My problem here is having to use the first isomorphism theorem, as I can prove this without. So far I have considered the order of $g$. Suppose $g^n = e_G$. Then (in the following $\overline{\phi}$ is the induced homomorphism $\overline{\phi}: G/(N=ker \phi) \to Im(\phi) \in H$. Then:
$(\overline{\phi}(gN))^n = (\phi(g))^n$ $ = \phi(g^n)$ $= \phi (e_G)$ $= e_H$
I think I should be able to use this to show that the number of cosets of $N$ divides $n$ but I'm really not sure to go with this. Thanks for any help.
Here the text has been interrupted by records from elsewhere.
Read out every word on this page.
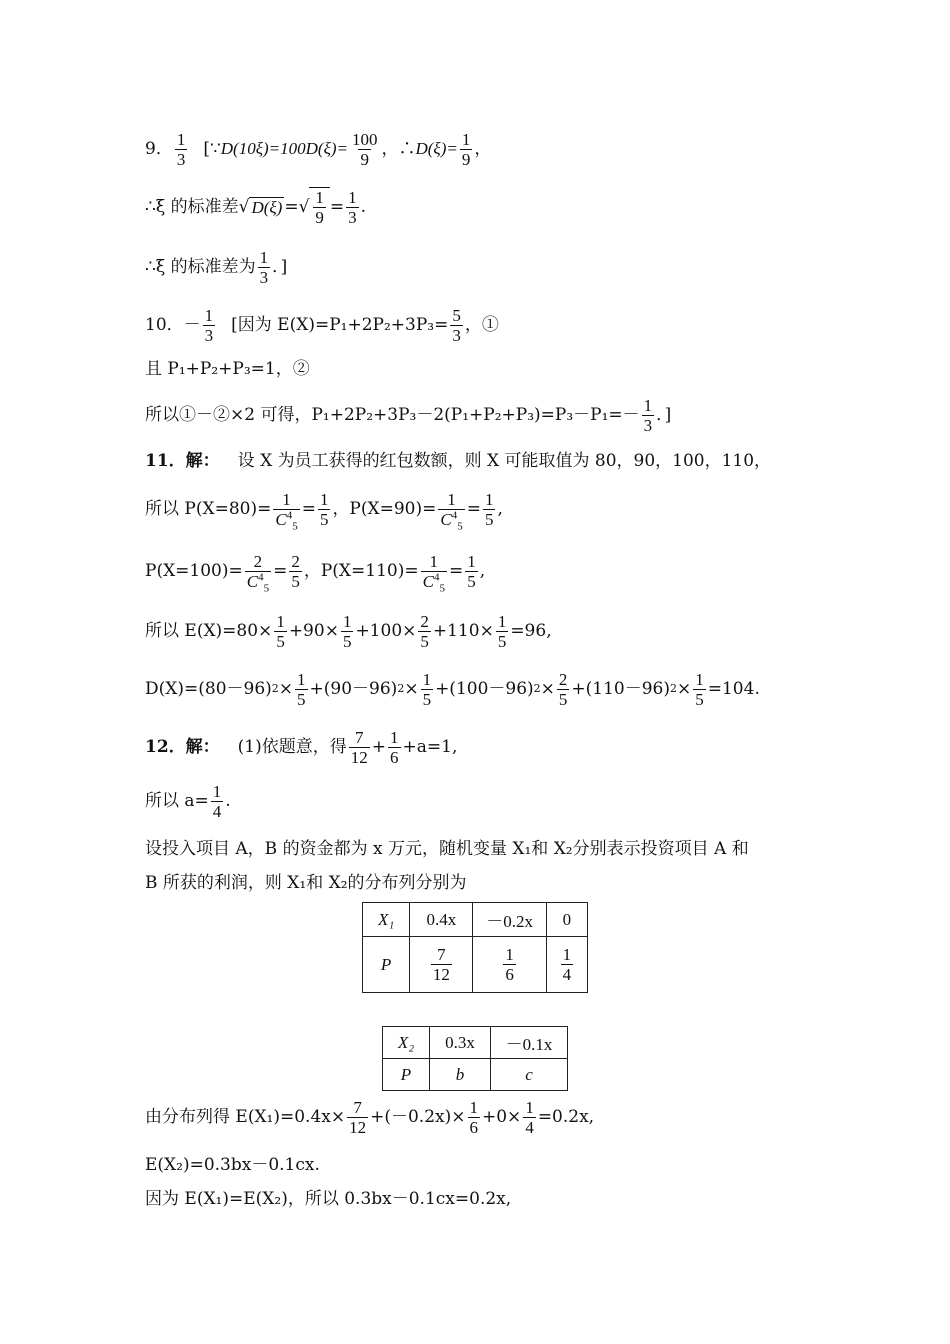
9． $\frac{1}{3}$ [∵ $D(10\xi)=100D(\xi)= \frac{100}{9}$ ，∴ $D(\xi)= \frac{1}{9}$ ，
∴ξ 的标准差 √ D(ξ) = √ $\frac{1}{9} = \frac{1}{3}$ .
∴ξ 的标准差为 $\frac{1}{3}$ ．]
10． － $\frac{1}{3}$ [因为 $E(X)=P_1+2P_2+3P_3= \frac{5}{3}$ ，①
且 P₁+P₂+P₃=1，②
所以①－②×2 可得，$P_1+2P_2+3P_3-2(P_1+P_2+P_3)=P_3-P_1=- \frac{1}{3}$ ．]
11．解： 设 X 为员工获得的红包数额，则 X 可能取值为 80，90，100，110，
所以 $P(X=80)= \frac{1}{C^4_5} = \frac{1}{5}$ ，$P(X=90)= \frac{1}{C^4_5} = \frac{1}{5}$ ,
$P(X=100)= \frac{2}{C^4_5} = \frac{2}{5}$ ，$P(X=110)= \frac{1}{C^4_5} = \frac{1}{5}$ ,
所以 $E(X)=80\times \frac{1}{5} +90\times \frac{1}{5} +100\times \frac{2}{5} +110\times \frac{1}{5} =96$,
D(X)=(80－96) $2 \times \frac{1}{5} +(90-96) 2 \times \frac{1}{5} +(100-96) 2 \times \frac{2}{5} +(110-96) 2 \times \frac{1}{5} =104$.
12．解： (1)依题意，得 $\frac{7}{12} + \frac{1}{6} +a=1$,
所以 $a= \frac{1}{4}$ .
设投入项目 A，B 的资金都为 x 万元，随机变量 X₁和 X₂分别表示投资项目 A 和
B 所获的利润，则 X₁和 X₂的分布列分别为
X₁	0.4x	－0.2x	0
P	$\frac{7}{12}$	$\frac{1}{6}$	$\frac{1}{4}$
X₂	0.3x	－0.1x
P	b	c
由分布列得 $E(X_1)=0.4x\times \frac{7}{12} +(-0.2x)\times \frac{1}{6} +0\times \frac{1}{4} =0.2x$,
E(X₂)=0.3bx－0.1cx.
因为 E(X₁)=E(X₂)，所以 0.3bx－0.1cx=0.2x,
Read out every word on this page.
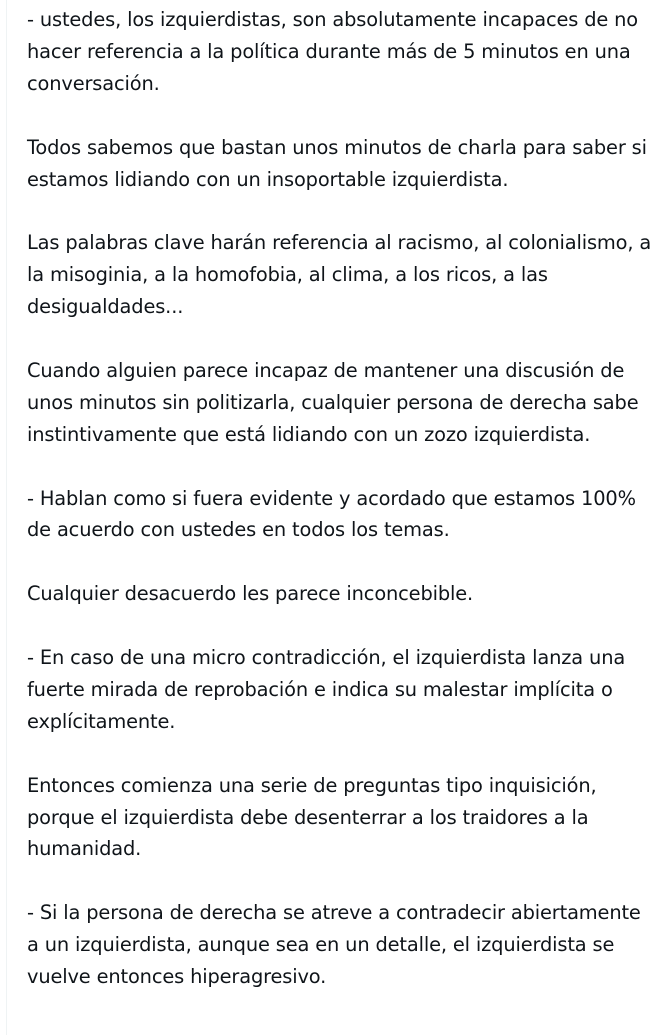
- ustedes, los izquierdistas, son absolutamente incapaces de no hacer referencia a la política durante más de 5 minutos en una conversación.

Todos sabemos que bastan unos minutos de charla para saber si estamos lidiando con un insoportable izquierdista.

Las palabras clave harán referencia al racismo, al colonialismo, a la misoginia, a la homofobia, al clima, a los ricos, a las desigualdades...

Cuando alguien parece incapaz de mantener una discusión de unos minutos sin politizarla, cualquier persona de derecha sabe instintivamente que está lidiando con un zozo izquierdista.

- Hablan como si fuera evidente y acordado que estamos 100% de acuerdo con ustedes en todos los temas.

Cualquier desacuerdo les parece inconcebible.

- En caso de una micro contradicción, el izquierdista lanza una fuerte mirada de reprobación e indica su malestar implícita o explícitamente.

Entonces comienza una serie de preguntas tipo inquisición, porque el izquierdista debe desenterrar a los traidores a la humanidad.

- Si la persona de derecha se atreve a contradecir abiertamente a un izquierdista, aunque sea en un detalle, el izquierdista se vuelve entonces hiperagresivo.
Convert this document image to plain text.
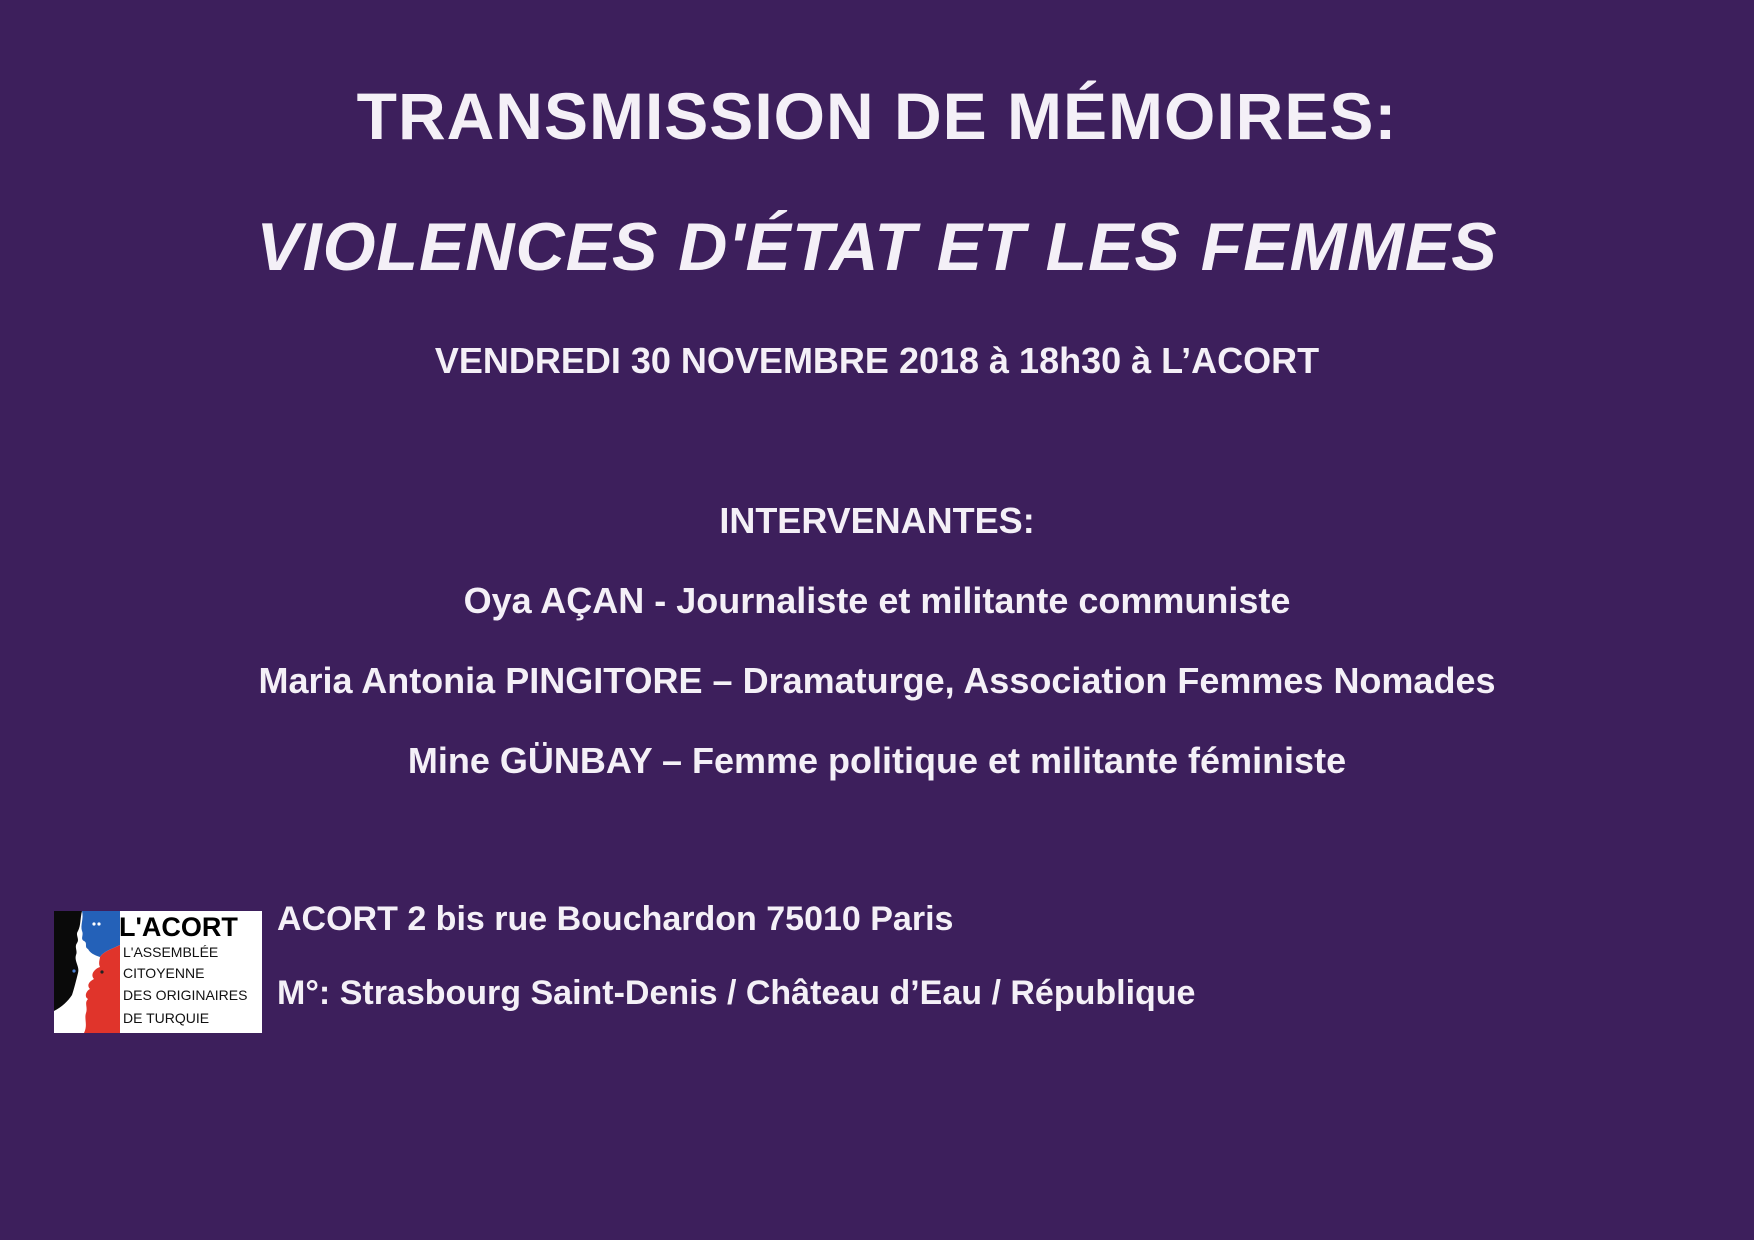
TRANSMISSION DE MÉMOIRES:
VIOLENCES D'ÉTAT ET LES FEMMES
VENDREDI 30 NOVEMBRE 2018 à 18h30 à L’ACORT
INTERVENANTES:
Oya AÇAN - Journaliste et militante communiste
Maria Antonia PINGITORE – Dramaturge, Association Femmes Nomades
Mine GÜNBAY – Femme politique et militante féministe
L'ACORT
L'ASSEMBLÉE
CITOYENNE
DES ORIGINAIRES
DE TURQUIE
ACORT 2 bis rue Bouchardon 75010 Paris
M°: Strasbourg Saint-Denis / Château d’Eau / République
If you are being asked to use the First Isomorphism Theorem what seems natural is to prove that the order of $gN$ in $G/N$ divides the order of $g$ in $G$ for the normal subgroup $N = \ker \phi$ (and you have the basic argument for this written already it just needs some tweaking) and then use that $\phi(G) \cong G/N$ along with the fact that an isomorphism preserves the order of any element it is applied to in order to finish the proof.